There are certainly other solutions to this ‘problem’ that do not require wholesale changes that affect the entire country for weeks on end. We could change the clocks in our shuls and homes if we should wish to do so for the day of Yom Kippur, just like sleep-away camps in America do during the summer months, when they operate on Eastern Standard Time to allow for night activities after dark and for the children to go to bed earlier. We could start prayers an hour later on Yom Kippur. Or we could simply not change anything and ‘deal with it’ as the kids say. My wife and I were vacationing in the Canadian Rockies this past summer and we fasted on Shiva Asar B’tamuz until nightfall, which was at 11:15 p.m. So, again I ask: why are we needlessly provoking enmity over this non-issue?

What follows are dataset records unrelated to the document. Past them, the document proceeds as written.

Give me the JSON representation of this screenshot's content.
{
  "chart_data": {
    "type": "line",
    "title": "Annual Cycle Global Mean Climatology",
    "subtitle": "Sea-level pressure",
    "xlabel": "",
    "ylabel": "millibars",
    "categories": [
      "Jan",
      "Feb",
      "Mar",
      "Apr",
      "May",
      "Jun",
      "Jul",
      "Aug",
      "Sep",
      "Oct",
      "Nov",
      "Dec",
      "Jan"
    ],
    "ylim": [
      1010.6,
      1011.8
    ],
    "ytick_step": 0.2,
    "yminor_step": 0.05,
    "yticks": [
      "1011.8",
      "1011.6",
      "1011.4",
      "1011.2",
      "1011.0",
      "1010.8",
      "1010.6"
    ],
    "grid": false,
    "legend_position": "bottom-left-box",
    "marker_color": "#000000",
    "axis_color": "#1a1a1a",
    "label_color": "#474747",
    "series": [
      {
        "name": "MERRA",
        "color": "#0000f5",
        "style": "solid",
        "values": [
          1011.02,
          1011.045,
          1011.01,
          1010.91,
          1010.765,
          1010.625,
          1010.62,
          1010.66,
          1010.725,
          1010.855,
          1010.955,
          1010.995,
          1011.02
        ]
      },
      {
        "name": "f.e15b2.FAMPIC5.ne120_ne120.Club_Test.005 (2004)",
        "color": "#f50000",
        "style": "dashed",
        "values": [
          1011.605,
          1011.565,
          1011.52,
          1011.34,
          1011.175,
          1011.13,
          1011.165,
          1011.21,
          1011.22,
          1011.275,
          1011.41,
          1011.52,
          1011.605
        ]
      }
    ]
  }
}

One need not be a secular Jew to resent the early onset of winter that the change of clock brings. Our youngest daughter is celebrating her Bas Mitzvah this coming Sunday, and to get a jump-start on the festivities, I surprised her by picking her up after school yesterday and taking her to dinner in a restaurant. After we ate, the two of us spent a glorious afternoon and evening in a local park. We were having such a wonderful time that we stayed long after sunset – until we could barely see where we were walking due to the darkness. Now, imagine how resentful I would have been had our day ended an hour earlier? (FYI; sunset in NYC was 7:02 p.m. yesterday, while it set at 5:42 p.m. in Yerushalayim).
What concerns me most is that this particular issue of the clock change is indicative of the ‘everything-is-a-10 mindset’ that some or many in our community maintain. Certain issues are indeed a 10; and we rely on the daas Torah of our gedolim to guide us as to which they are. But in all other non-essential matters, we should practice the concept of darchei noam, ‘paths of pleasantness,’ and be sensitive to the wants and needs of others outside our community. Keep in mind that no one was ever brought closer to Hashem by force. And even if we don’t practice tolerance for its own sake, we ought to do so strictly for pragmatic reasons. There is no doubt in my mind that sooner or later (probably sooner) there will be a colossal push-back from secular Israelis who are resentful at their growing perception that observant Jews are not only appropriately lobbying for the right to practice religion as they wish to, but are imposing their will on the broader community.
We went through this a few short years ago when Tommy Lapid and his Shinui party garnered 15 Knesset seats by tapping into anti-charedi feelings. Then, there were terribly painful cuts made to yeshiva and family subsidy support, some which have not been reversed to date. Well, just because Tommy bungled his mandate and slid off the political radar, the feelings of those who voted for him did not diminish over the course of time.
We would be well served to maintain our perspective on non-urgent communal issues and start acting as if we do not have a limitless number of cards in our deck to needlessly squander.